Star Tribune Recommendation: To address the factoring abuses they uncovered, the Star Tribune recommended that Minnesota amend its state law to allow judges to appoint guardians to advise structured settlement payees who are considering transfers and to advocate on their behalf. The factoring companies would be required to pay the cost of the guardians which would, of course, increase the cost of the any transfer.
Alternative Proposed Solutions
In addition to the Star Tribune guardianship recommendation, multiple proposals have been suggested to solve, or at least mitigate, factoring abuses. Some of those proposals are summarized in Part 2 of Independent Life’s analysis of the Star Tribune Series which highlights recommendations by John Darer, Eddie Stone, James Gordon and Professor Karen Czapanskiy – as well as Independent Life’s Payee Protection Policy.
Each of these proposed solutions begins with a shared assumption: the statutory scheme designed to stop, or at least mitigate, abusive business behavior by factoring companies has not achieved that objective – and probably, by itself, cannot stop abusive factoring company behavior.
What about Judicial Education?
Judicial education about factoring is not a new idea. An outstanding resource has been available for free on the internet for more than 15 years and, in fact, has been specifically cited by many judges in their rulings in factoring cases.
The authors, NSSTA’s former General Counsel, Craig Ulman, and this writer’s brother and legal textbook co-author, Daniel Hindert, published this article, titled “Transfers of Structured Payment Rights: What Judges Should Know About Structured Settlement Protection Acts,” in the prestigious “Judges Journal” in 2005.
It is also important to recognize that judicial education about factoring is a competitive market. The National Association of Settlement Purchasers (NASP) has been offering its own version of judicial education to judges for more than 20 years.
Strategic Factoring Imperatives
So, let’s be clear. While education is valuable, that does not mean judicial education by NSSTA (or AASC or SSP) will solve the problem of factoring abuse. More importantly, focusing exclusively on judicial education avoids the more urgent set of strategic imperatives identified earlier in this article.
So, what should NSSTA do now? Two suggestions:
First, NSSTA should acknowledge the statutory scheme designed to stop, or at least mitigate, abusive business behavior by factoring companies has not achieved that objective – and probably, by itself, cannot stop abusive factoring company behavior.
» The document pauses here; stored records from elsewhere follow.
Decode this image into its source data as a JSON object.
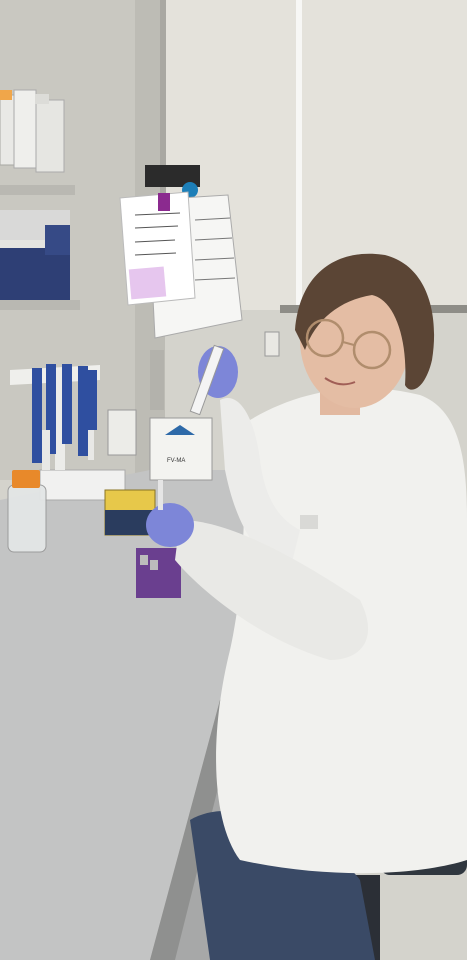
{
  "scene": {
    "kind": "photograph",
    "colors": {
      "wall": "#d8d6cf",
      "window": "#e3e1da",
      "bench": "#c4c5c4",
      "coat": "#f1f1ee",
      "glove": "#7d86d8",
      "jeans": "#3a4a66",
      "tip_rack": "#6a3f8f",
      "tube_box": "#e7c84a",
      "bottle_cap": "#e8892a",
      "pipette_blue": "#2f4fa0",
      "paper": "#f6f6f4",
      "sticky_note": "#e6c6ee"
    },
    "elements": [
      "shelves-with-bottles",
      "pipette-rack",
      "reagent-bottle",
      "lab-bench",
      "tip-rack",
      "tube-box",
      "tissue-box",
      "clipped-protocol-sheets",
      "scientist-in-lab-coat",
      "stool"
    ]
  },
  "tissue_box": {
    "label": "FV-MA"
  }
}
Second, NSSTA’s Board of Directors should organize an industry Task Force, preferably including representatives of AASC and SSP, to evaluate the strategic issues identified in this article, as well as alternative solutions for factoring that have been proposed to mitigate or solve factoring abuse, and report its findings and recommendations to the participating associations.
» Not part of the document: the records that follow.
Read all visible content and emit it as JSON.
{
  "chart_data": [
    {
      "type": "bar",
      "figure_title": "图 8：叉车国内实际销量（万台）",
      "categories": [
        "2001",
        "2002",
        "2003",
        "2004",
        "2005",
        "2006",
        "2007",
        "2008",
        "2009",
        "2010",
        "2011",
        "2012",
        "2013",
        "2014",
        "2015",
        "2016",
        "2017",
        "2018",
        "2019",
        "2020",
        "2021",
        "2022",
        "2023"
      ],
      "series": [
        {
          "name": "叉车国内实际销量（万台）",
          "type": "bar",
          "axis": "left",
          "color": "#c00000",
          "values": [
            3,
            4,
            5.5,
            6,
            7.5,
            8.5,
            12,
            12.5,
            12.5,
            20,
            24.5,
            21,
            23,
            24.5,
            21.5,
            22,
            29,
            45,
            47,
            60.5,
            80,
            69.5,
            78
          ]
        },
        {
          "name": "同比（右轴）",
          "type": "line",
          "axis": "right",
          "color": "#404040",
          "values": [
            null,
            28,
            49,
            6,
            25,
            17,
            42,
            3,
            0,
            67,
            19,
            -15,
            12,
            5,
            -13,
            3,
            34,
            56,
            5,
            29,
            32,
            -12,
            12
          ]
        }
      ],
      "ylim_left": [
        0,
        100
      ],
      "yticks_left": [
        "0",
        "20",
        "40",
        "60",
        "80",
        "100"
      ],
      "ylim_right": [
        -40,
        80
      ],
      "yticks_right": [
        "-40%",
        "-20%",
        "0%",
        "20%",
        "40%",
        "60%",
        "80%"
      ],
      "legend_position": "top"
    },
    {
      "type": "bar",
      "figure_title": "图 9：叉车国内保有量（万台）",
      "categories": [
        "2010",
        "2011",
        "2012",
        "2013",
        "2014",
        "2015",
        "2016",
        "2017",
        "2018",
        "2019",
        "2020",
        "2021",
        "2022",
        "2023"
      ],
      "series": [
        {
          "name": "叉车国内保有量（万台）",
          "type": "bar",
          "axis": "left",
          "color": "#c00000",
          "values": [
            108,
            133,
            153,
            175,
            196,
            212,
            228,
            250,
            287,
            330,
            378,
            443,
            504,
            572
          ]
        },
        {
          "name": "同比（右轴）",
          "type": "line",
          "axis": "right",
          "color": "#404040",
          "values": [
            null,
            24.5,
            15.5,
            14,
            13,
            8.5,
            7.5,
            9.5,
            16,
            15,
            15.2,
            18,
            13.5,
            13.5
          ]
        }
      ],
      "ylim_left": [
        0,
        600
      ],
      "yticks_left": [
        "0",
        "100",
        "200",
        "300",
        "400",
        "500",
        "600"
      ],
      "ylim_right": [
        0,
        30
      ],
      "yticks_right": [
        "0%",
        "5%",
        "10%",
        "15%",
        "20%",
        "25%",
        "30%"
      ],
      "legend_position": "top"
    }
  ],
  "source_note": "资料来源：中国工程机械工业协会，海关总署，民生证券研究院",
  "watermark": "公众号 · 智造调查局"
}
The Star Tribune series will be successful as an external critique only if it helps generate renewed conversation, study and solutions for factoring company abuses. NSSTA has an important leadership role to play in this conversation – but so too, do AASC and SSP.
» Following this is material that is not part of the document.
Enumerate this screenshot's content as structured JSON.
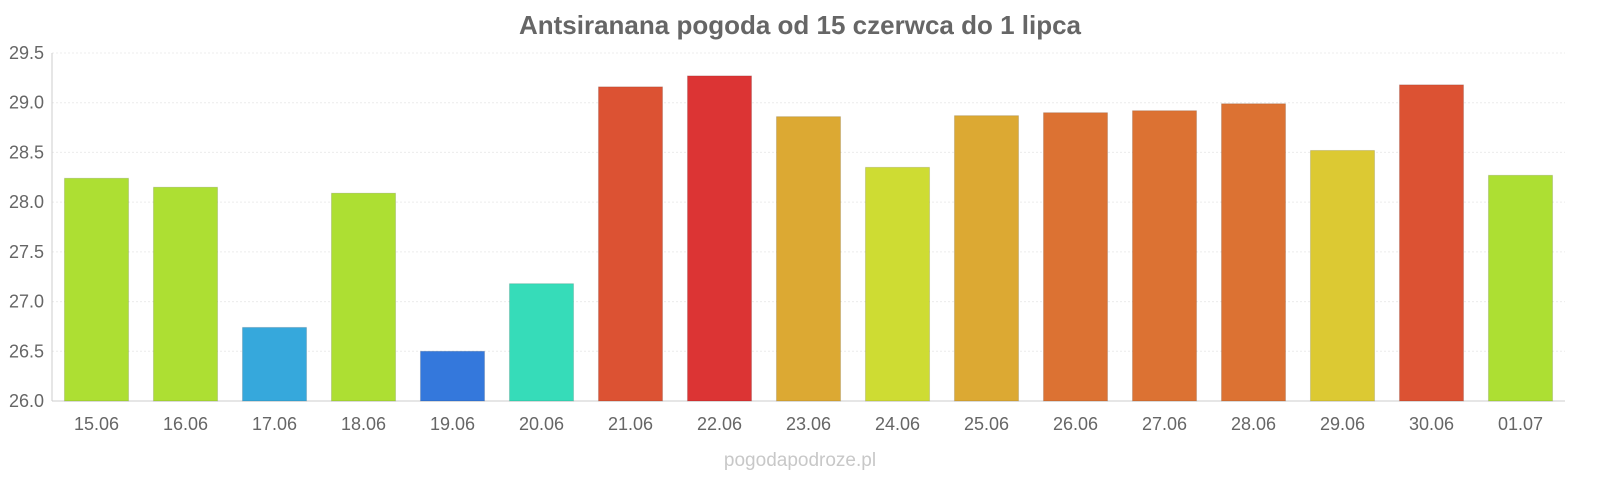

Although judicial education may be helpful, it is not by itself the solution to factoring abuse. NSSTA should expand its thinking and organize an industry Task Force to define a new strategy. Unless and until the blight of factoring company abuse is brought under control, the full potential of structured settlement products and the structured settlement market as originally envisioned by Congress will never be realized.